Chinese President Xi Jinping, right, meets with Russian President Vladimir Putin in Hangzhou, China, on Sept. 4. Credit: TNS PHOTO

HONG KONG — Chinese President Xi Jinping and his Russian counterpart, Vladimir Putin, will have more than vodka shots and gifts of ice cream to show for their warming relationship when they meet this weekend on the sidelines of a developing nations’ summit in India.

Recent months have seen greater security cooperation between Russia and China as they find common ground against the U.S. The neighboring giants last month held their first joint naval drill in the South China Sea and both have condemned U.S. plans to deploy a U.S. missile shield in South Korea. A Russian general said this week the military was working with China to counter an expansion of U.S. missile defenses, which they see as upsetting the balance between the three nuclear powers.

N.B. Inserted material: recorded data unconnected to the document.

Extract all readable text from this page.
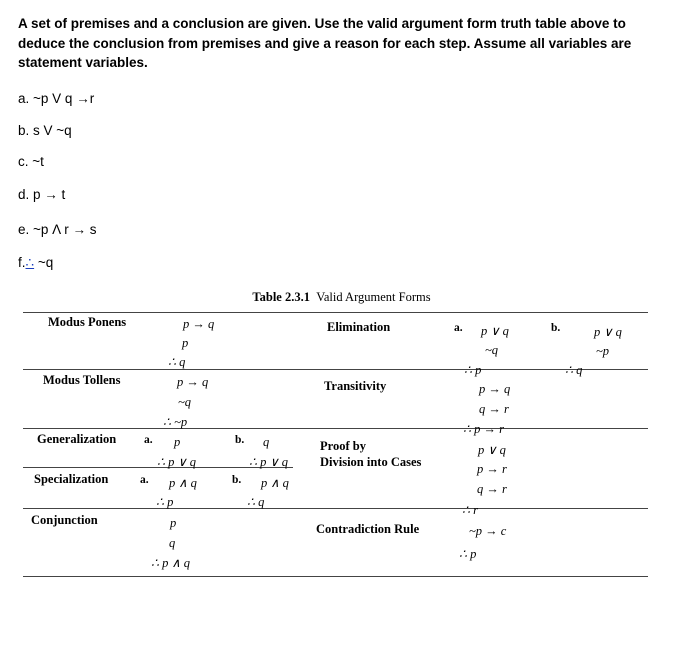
A set of premises and a conclusion are given. Use the valid argument form truth table above to deduce the conclusion from premises and give a reason for each step. Assume all variables are statement variables.
a. ~p V q →r
b. s V ~q
c. ~t
d. p → t
e. ~p Λ r → s
f.∴ ~q
Table 2.3.1 Valid Argument Forms
Modus Ponens	p → q
p
∴ q
Modus Tollens	p → q
~q
∴ ~p
Generalization a. p
∴ p ∨ q
b. q
∴ p ∨ q
Specialization	a. p ∧ q
∴ p
b. p ∧ q
∴ q
Conjunction	p
q
∴ p ∧ q
Elimination	a. p ∨ q
~q
∴ p
b.	p ∨ q
~p
∴ q
Transitivity	p → q
q → r
∴ p → r
Proof by
Division into Cases
p ∨ q
p → r
q → r
∴ r
Contradiction Rule	~p → c
∴ p
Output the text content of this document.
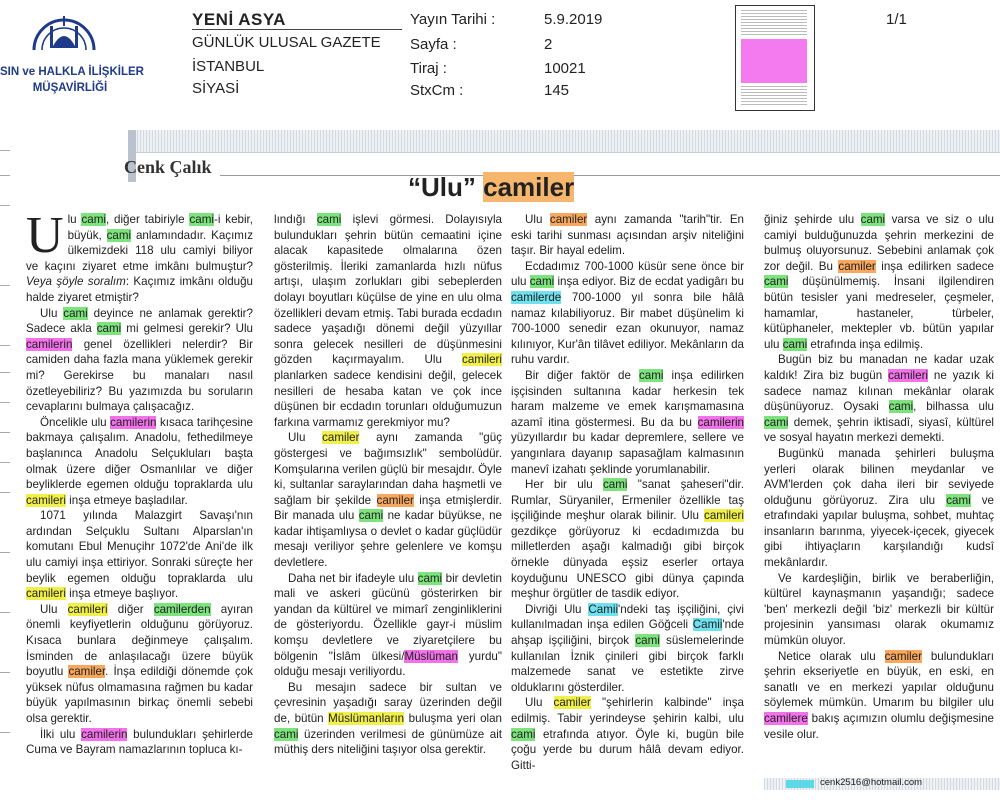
SIN ve HALKLA İLİŞKİLER
MÜŞAVİRLİĞİ
YENİ ASYA
GÜNLÜK ULUSAL GAZETE
İSTANBUL
SİYASİ
Yayın Tarihi :	5.9.2019
Sayfa :	2
Tiraj :	10021
StxCm :	145
1/1
Cenk Çalık
“Ulu” camiler

Ulu cami, diğer tabiriyle cami-i kebir, büyük, cami anlamındadır. Kaçımız ülkemizdeki 118 ulu camiyi biliyor ve kaçını ziyaret etme imkânı bulmuştur? Veya şöyle soralım: Kaçımız imkânı olduğu halde ziyaret etmiştir?

Ulu cami deyince ne anlamak gerektir? Sadece akla cami mi gelmesi gerekir? Ulu camilerin genel özellikleri nelerdir? Bir camiden daha fazla mana yüklemek gerekir mi? Gerekirse bu manaları nasıl özetleyebiliriz? Bu yazımızda bu soruların cevaplarını bulmaya çalışacağız.

Öncelikle ulu camilerin kısaca tarihçesine bakmaya çalışalım. Anadolu, fethedilmeye başlanınca Anadolu Selçukluları başta olmak üzere diğer Osmanlılar ve diğer beyliklerde egemen olduğu topraklarda ulu camileri inşa etmeye başladılar.

1071 yılında Malazgirt Savaşı'nın ardından Selçuklu Sultanı Alparslan'ın komutanı Ebul Menuçihr 1072'de Ani'de ilk ulu camiyi inşa ettiriyor. Sonraki süreçte her beylik egemen olduğu topraklarda ulu camileri inşa etmeye başlıyor.

Ulu camileri diğer camilerden ayıran önemli keyfiyetlerin olduğunu görüyoruz. Kısaca bunlara değinmeye çalışalım. İsminden de anlaşılacağı üzere büyük boyutlu camiler. İnşa edildiği dönemde çok yüksek nüfus olmamasına rağmen bu kadar büyük yapılmasının birkaç önemli sebebi olsa gerektir.

İlki ulu camilerin bulundukları şehirlerde Cuma ve Bayram namazlarının topluca kı-

lındığı cami işlevi görmesi. Dolayısıyla bulundukları şehrin bütün cemaatini içine alacak kapasitede olmalarına özen gösterilmiş. İleriki zamanlarda hızlı nüfus artışı, ulaşım zorlukları gibi sebeplerden dolayı boyutları küçülse de yine en ulu olma özellikleri devam etmiş. Tabi burada ecdadın sadece yaşadığı dönemi değil yüzyıllar sonra gelecek nesilleri de düşünmesini gözden kaçırmayalım. Ulu camileri planlarken sadece kendisini değil, gelecek nesilleri de hesaba katan ve çok ince düşünen bir ecdadın torunları olduğumuzun farkına varmamız gerekmiyor mu?

Ulu camiler aynı zamanda "güç göstergesi ve bağımsızlık" sembolüdür. Komşularına verilen güçlü bir mesajdır. Öyle ki, sultanlar saraylarından daha haşmetli ve sağlam bir şekilde camiler inşa etmişlerdir. Bir manada ulu cami ne kadar büyükse, ne kadar ihtişamlıysa o devlet o kadar güçlüdür mesajı veriliyor şehre gelenlere ve komşu devletlere.

Daha net bir ifadeyle ulu cami bir devletin mali ve askeri gücünü gösterirken bir yandan da kültürel ve mimarî zenginliklerini de gösteriyordu. Özellikle gayr-i müslim komşu devletlere ve ziyaretçilere bu bölgenin "İslâm ülkesi/Müslüman yurdu" olduğu mesajı veriliyordu.

Bu mesajın sadece bir sultan ve çevresinin yaşadığı saray üzerinden değil de, bütün Müslümanların buluşma yeri olan cami üzerinden verilmesi de günümüze ait müthiş ders niteliğini taşıyor olsa gerektir.

Ulu camiler aynı zamanda "tarih"tir. En eski tarihi sunması açısından arşiv niteliğini taşır. Bir hayal edelim.

Ecdadımız 700-1000 küsür sene önce bir ulu cami inşa ediyor. Biz de ecdat yadigârı bu camilerde 700-1000 yıl sonra bile hâlâ namaz kılabiliyoruz. Bir mabet düşünelim ki 700-1000 senedir ezan okunuyor, namaz kılınıyor, Kur'ân tilâvet ediliyor. Mekânların da ruhu vardır.

Bir diğer faktör de cami inşa edilirken işçisinden sultanına kadar herkesin tek haram malzeme ve emek karışmamasına azamî itina göstermesi. Bu da bu camilerin yüzyıllardır bu kadar depremlere, sellere ve yangınlara dayanıp sapasağlam kalmasının manevî izahatı şeklinde yorumlanabilir.

Her bir ulu cami "sanat şaheseri"dir. Rumlar, Süryaniler, Ermeniler özellikle taş işçiliğinde meşhur olarak bilinir. Ulu camileri gezdikçe görüyoruz ki ecdadımızda bu milletlerden aşağı kalmadığı gibi birçok örnekle dünyada eşsiz eserler ortaya koyduğunu UNESCO gibi dünya çapında meşhur örgütler de tasdik ediyor.

Divriği Ulu Camii'ndeki taş işçiliğini, çivi kullanılmadan inşa edilen Göğceli Camii'nde ahşap işçiliğini, birçok cami süslemelerinde kullanılan İznik çinileri gibi birçok farklı malzemede sanat ve estetikte zirve olduklarını gösterdiler.

Ulu camiler "şehirlerin kalbinde" inşa edilmiş. Tabir yerindeyse şehirin kalbi, ulu cami etrafında atıyor. Öyle ki, bugün bile çoğu yerde bu durum hâlâ devam ediyor. Gitti-

ğiniz şehirde ulu cami varsa ve siz o ulu camiyi bulduğunuzda şehrin merkezini de bulmuş oluyorsunuz. Sebebini anlamak çok zor değil. Bu camiler inşa edilirken sadece cami düşünülmemiş. İnsani ilgilendiren bütün tesisler yani medreseler, çeşmeler, hamamlar, hastaneler, türbeler, kütüphaneler, mektepler vb. bütün yapılar ulu cami etrafında inşa edilmiş.

Bugün biz bu manadan ne kadar uzak kaldık! Zira biz bugün camileri ne yazık ki sadece namaz kılınan mekânlar olarak düşünüyoruz. Oysaki cami, bilhassa ulu cami demek, şehrin iktisadî, siyasî, kültürel ve sosyal hayatın merkezi demekti.

Bugünkü manada şehirleri buluşma yerleri olarak bilinen meydanlar ve AVM'lerden çok daha ileri bir seviyede olduğunu görüyoruz. Zira ulu cami ve etrafındaki yapılar buluşma, sohbet, muhtaç insanların barınma, yiyecek-içecek, giyecek gibi ihtiyaçların karşılandığı kudsî mekânlardır.

Ve kardeşliğin, birlik ve beraberliğin, kültürel kaynaşmanın yaşandığı; sadece 'ben' merkezli değil 'biz' merkezli bir kültür projesinin yansıması olarak okumamız mümkün oluyor.

Netice olarak ulu camiler bulundukları şehrin ekseriyetle en büyük, en eski, en sanatlı ve en merkezi yapılar olduğunu söylemek mümkün. Umarım bu bilgiler ulu camilere bakış açımızın olumlu değişmesine vesile olur.

cenk2516@hotmail.com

“The fact that both countries started to talk about joint actions on the military level is a very serious development,” said Vasily Kashin, a senior fellow of Russian Academy of Science’s Far Eastern Studies Institute. “The threat from U.S. missile defense pushes both China and Russia closer to each other. For Russia and China, the policy of containment is the containment of the U.S. first of all.”

The moves show how the rapport between Xi and Putin — as shown by frequent visits and personal gifts — has begun to foster more formal security ties. Their planned encounter on the sidelines of the BRICS summit in the Indian resort region of Goa would be their fourth this year and their 19th one-on-one meeting since Xi took power 2012. China saw a surge in Russian ice cream sales last month after Putin brought some for Xi, and Putin told China’s state broadcaster they celebrated his birthday in 2013 by drinking vodka shots “like two college students.”

The development of those ties has coincided with a decline in both nations’ relations with Washington. Russia has provided powerful backing for China’s efforts to challenge the U.S.’ longstanding security dominance in the Asian-Pacific region.

Lt. Gen. Viktor Poznikhir, of the Russian Armed Forces General Staff, said computer command staff from the two countries conducted a missile-defense exercise this year to counter a successful deployment of a U.S. missile shield. “We are working together on ways to minimize possible damage to the security of our countries,” Poznikhir told a security forum in Beijing on Tuesday.

China meanwhile backed Russia’s failed United Nations resolution last weekend that would have urged a cease-fire without a halt to the bombing of Aleppo, Syria. It abstained from a competing French-drafted proposal that sought an end to airstrikes and military flights over the besieged city.

“We cannot choose our neighbors and this is a good thing,” Putin said Wednesday in Moscow at a business forum. “Over these last decades, we have developed quite unique relations of trust and mutual support.”

While the countries describe ties as the “best ever,” few expect them to forge a formal military alliance to rival the U.S.-led NATO. They share a long history of tensions, including a brief Cold War conflict on their 2,600-mile border. China, with its growing military might, long ago passed Russia economically and has been testing the limits of Moscow’s trust with expansions into former Soviet republics in Eastern Europe and Central Asia.

“I definitely think this energized cooperation is significant, but fundamentally Russia and China will put their own interests first,” said Sarah Lain, a research fellow at the London-based Royal United Services Institute who specializes in Russia’s ties to world powers. “They will support each other on things that are of mutual interest, which is usually aimed at demonstrating an alternative power base to that of the U.S.”